De qualquer modo, a candidatura é sempre a das viagens e feitos concretos das conquistas portuguesas no mundo — para Vieira conquistas de Cristo —, particularmente no Novo Mundo, chegando o jesuíta a individuar referentes com bastante pormenor. É o caso das embarcações usadas pela tribo dos Igaruanas, no Amazonas, “descritas” por Isaías — in vasis papyri super acquas — e que Vieira conheceu bem (XII, p.238).
O itinerário do autor parte sempre do real e experimentado para o escrito nas profecias bíblicas: do claro para o escuro. Prevalecem a história e a geografia das missões, dos pregadores missionários (Vieira era um deles) e, acima de tudo, a catequese dos índios e demais gentios. A conversão à fé cristã torna-se o grande tema, responsável pela colação textual e pelo recurso explícito à autoridade dos anteriores comentadores de cada um dos textos sagrados, ou seja, de todos aqueles que vão “rastejando o sentido verdadeiro” (XII, p.244). Vieira é o último deles e exatamente porque vem depois, como ele mesmo defende, estará em condições de ver a verdade iluminada mais de perto. Deste modo — e não é coisa pequena — ficam os descobrimentos a fazer parte integrante do relato apocalíptico, ou seja, da revelação.
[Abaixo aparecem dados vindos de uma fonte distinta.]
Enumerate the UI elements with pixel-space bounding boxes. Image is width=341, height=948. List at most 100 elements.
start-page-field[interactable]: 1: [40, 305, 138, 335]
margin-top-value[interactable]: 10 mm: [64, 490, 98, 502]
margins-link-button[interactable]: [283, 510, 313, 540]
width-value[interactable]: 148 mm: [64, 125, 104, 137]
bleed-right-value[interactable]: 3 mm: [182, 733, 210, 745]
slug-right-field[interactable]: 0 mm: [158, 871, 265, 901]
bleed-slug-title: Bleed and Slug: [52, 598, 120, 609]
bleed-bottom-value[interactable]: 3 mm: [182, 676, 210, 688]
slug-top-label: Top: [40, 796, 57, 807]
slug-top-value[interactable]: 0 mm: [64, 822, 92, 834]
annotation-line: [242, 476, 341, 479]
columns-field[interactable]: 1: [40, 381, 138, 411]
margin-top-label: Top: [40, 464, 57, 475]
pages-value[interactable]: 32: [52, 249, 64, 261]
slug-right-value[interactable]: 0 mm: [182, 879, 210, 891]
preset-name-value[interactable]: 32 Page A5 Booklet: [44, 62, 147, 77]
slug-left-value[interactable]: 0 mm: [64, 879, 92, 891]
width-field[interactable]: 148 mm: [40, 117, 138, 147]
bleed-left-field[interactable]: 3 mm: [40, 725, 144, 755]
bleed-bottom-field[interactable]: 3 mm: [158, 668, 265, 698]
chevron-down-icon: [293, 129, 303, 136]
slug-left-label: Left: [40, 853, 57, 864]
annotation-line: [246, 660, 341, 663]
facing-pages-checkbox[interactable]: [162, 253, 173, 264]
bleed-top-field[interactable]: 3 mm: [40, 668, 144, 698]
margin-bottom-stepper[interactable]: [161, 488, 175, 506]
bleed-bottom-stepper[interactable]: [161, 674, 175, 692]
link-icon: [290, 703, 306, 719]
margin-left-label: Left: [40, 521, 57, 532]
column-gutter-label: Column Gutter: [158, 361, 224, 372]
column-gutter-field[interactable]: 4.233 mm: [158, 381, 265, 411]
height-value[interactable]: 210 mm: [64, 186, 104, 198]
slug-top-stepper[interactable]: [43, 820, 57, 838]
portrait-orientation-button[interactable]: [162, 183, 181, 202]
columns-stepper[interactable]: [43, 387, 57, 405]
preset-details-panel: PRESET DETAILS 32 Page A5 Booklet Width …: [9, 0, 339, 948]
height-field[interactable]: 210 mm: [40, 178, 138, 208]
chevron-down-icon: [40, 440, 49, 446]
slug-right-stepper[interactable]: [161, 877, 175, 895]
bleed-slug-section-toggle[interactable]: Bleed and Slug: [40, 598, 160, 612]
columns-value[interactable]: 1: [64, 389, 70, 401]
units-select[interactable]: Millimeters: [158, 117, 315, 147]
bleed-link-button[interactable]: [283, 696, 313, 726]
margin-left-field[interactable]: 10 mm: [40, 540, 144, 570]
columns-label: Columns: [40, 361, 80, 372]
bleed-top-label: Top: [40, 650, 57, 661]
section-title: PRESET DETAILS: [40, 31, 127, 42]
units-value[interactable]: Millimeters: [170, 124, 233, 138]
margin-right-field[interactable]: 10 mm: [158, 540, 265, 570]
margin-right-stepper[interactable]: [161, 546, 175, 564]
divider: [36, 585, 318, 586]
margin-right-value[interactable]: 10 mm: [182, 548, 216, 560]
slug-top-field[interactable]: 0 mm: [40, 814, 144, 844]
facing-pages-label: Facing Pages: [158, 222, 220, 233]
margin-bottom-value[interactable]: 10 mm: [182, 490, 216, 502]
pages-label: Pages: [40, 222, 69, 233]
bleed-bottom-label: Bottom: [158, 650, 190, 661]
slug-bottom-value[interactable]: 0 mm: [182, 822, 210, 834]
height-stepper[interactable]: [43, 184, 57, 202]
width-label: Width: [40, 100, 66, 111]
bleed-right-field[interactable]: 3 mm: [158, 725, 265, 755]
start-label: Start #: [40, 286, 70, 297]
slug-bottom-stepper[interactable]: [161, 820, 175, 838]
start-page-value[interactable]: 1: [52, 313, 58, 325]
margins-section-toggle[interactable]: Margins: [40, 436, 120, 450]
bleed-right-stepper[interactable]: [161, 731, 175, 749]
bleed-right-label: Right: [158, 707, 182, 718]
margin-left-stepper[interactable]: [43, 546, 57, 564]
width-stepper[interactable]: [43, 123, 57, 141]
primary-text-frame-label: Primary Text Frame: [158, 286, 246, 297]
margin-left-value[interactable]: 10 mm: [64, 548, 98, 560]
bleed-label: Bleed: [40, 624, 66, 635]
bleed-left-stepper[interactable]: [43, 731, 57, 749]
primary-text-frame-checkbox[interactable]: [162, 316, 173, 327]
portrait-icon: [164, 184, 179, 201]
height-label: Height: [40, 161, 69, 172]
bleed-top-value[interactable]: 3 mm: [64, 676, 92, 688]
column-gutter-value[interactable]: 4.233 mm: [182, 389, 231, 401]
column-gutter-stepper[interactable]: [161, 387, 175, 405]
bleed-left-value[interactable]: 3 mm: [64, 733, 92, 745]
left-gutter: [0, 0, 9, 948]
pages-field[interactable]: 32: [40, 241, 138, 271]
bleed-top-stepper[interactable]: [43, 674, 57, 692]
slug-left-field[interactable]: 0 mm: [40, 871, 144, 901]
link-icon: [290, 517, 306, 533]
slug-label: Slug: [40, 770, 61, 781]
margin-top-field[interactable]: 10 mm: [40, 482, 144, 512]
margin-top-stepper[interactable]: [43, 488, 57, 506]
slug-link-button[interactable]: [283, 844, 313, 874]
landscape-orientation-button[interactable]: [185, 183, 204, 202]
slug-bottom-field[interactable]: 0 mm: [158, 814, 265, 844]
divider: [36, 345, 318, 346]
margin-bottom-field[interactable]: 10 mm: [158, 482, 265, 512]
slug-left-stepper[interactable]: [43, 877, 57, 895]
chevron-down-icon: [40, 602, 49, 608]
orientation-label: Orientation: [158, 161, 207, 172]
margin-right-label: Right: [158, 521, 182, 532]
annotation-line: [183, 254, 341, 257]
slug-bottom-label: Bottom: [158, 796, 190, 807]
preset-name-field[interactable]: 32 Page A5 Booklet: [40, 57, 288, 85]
Duas convicções entrelaçadas sustentam e dão forma à relação entre a Bíblia e os descobrimentos portugueses: a de que eles só aconteceram porque estavam previamente escritos por Deus, e a de que a história da conversão do Mundo, nos passos bíblicos onde vem contada, é a das descobertas lusas. Nenhuma de tais convicções aparecia como bizarra na época, fazendo parte de uma tradição consistente. Basta lembrar que Cristóvão Colombo, em 1501 — momento da vida em que passou a sofrer as atribulações de Job —, ao escrever aos Reis Católicos, enviando-lhes justamente a figura de uma esfera, afirmava: “Ya dise que para la hesecuçion de la inpresa de las Indias no me aprovechó rason ni matemática ni mapamundos; llenamente se cumplió lo que diso Isaias”[18]. Isto permitir-lhe-ia defender no seu Libro de las profecías, com os mesmos textos bíblicos e os mesmos autores, o desfecho da conquista e conversão das Índias, ou seja, a futura restituição à Igreja da casa santa de Jerusalém.
Ao longo dos dois séculos seguintes discutiu-se vivamente — dadas as implicações geopolíticas do assunto — o entendimento das profecias relativas às descobertas como sendo de referência lusa ou castelhana, americana ou asiática, brasileira ou peruana. Segundo Bataillon, “Vieira prolonga, com o seu gênio impróprio, uma corrente biblista de teologia da história nascida com as descobertas do século XVI”[19]. Os exegetas que interpretaram Isaías à luz da nova geografia dos descobrimentos vêm amplamente citados no livro de Vieira: Cornélio A. Lápide, Malvenda, Mendonça, Rebelo — comentadores que situam nas Índias Orientais passos dos profetas do Antigo Testamento; José de Acosta, Arias Montano, Luis de León, Bozio — comentadores que os situam nas Índias Ocidentais.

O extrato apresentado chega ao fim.